Hikma Farmacêutica (Portugal), S.A.
Estrada do Rio da Mó, 8 — Terrugem
2705-906 Sintra
Португалия

Более подробную информацию о данном лекарственном препарате можно получить, обратившись в местное представительство держателя регистрационного удостоверения:

Hikma España, S.L.U.
Улица Анабель-Сегура, №11, здание А, 1-й этаж, офис 2
28108 — Алькобендас, Мадрид
Испания

Данный препарат зарегистрирован в государствах — членах Европейского экономического пространства и в Великобритании (Северная Ирландия) под следующими названиями:

Германия: Pantoprazol Hikma 40 mg Pulver zur Herstellung einer Injektionslösung
Австрия: Pantoprazol Hikma 40 mg Pulver zur Herstellung einer Injektionslösung
Бельгия: Pantoprazol Hikma 40mg Pulver zur Herstellung einer Injektionslösung / Pantoprazol Hikma 40mg Poudre pour solution injectable / Pantoprazol Hikma 40mg Poeder voor oplossing voor injectie
Испания: Пантопразол Хикма 40 мг порошок для раствора для инъекций ЕФГ
Франция: Pantoprazole Hikma 40mg, poudre pour solution injectable (IV)
Италия: Pantoprazolo Hikma
Португалия: Pantoprazol Hikma
Великобритания (Северная Ирландия): Pantoprazole 40mg Powder for Solution for Injection

Дата последнего пересмотра данного листка-вкладыша: май 2025 г.

Подробная информация о данном лекарственном препарате доступна на веб-сайте Испанского агентства лекарственных средств и медицинских изделий (AEMPS) http://www.aemps.gob.es/

Данная информация предназначена исключительно для врачей и других медицинских работников:

Раствор готовят непосредственно перед применением, вводя 10 мл раствора для инъекций хлорида натрия 9 мг/мл (0,9%) во флакон с порошком. Полученный раствор можно вводить непосредственно или дополнительно разбавить 100 мл раствора для инъекций хлорида натрия 9 мг/мл (0,9%) или 55 мг/мл (5%) раствором для инъекций глюкозы. Для разведения следует использовать стеклянные или пластиковые ёмкости.
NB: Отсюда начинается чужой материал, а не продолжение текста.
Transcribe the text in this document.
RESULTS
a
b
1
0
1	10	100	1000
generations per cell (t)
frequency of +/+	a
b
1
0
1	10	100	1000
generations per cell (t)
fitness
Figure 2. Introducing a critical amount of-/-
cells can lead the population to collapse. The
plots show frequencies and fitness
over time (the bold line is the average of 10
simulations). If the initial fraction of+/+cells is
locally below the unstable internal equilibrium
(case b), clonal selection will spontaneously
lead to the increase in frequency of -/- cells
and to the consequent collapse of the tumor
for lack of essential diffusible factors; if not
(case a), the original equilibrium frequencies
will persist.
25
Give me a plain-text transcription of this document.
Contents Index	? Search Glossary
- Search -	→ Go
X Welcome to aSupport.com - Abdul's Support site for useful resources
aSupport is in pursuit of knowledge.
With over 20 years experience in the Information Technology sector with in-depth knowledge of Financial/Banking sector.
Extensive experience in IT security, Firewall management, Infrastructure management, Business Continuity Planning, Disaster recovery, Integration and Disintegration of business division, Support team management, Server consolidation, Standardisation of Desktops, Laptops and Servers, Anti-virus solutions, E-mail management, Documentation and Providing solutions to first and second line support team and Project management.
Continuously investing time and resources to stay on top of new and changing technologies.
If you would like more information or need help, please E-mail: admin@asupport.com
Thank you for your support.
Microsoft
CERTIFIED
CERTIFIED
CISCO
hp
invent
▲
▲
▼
Пантопразол Хикма не следует готовить или смешивать с другими растворителями, отличными от указанных.

Химическая и физическая стабильность раствора в процессе применения подтверждена в течение 12 часов при температуре 25 °C и в течение 24 часов при температуре 2 °C – 8 °C. С микробиологической точки зрения, восстановленный/разбавленный раствор следует использовать немедленно. В случае, если препарат не используется сразу, условия и сроки хранения до применения находятся под ответственностью пользователя и, как правило, не должны превышать 24 часов при температуре 2 °C – 8 °C.

Введение препарата осуществляется внутривенно в течение 2–15 минут.

Содержимое флакона предназначено для однократного внутривенного применения. Остаток препарата во флаконе, а также любой флакон, в котором наблюдаются изменения внешнего вида (например, помутнение или образование осадка), подлежит утилизации.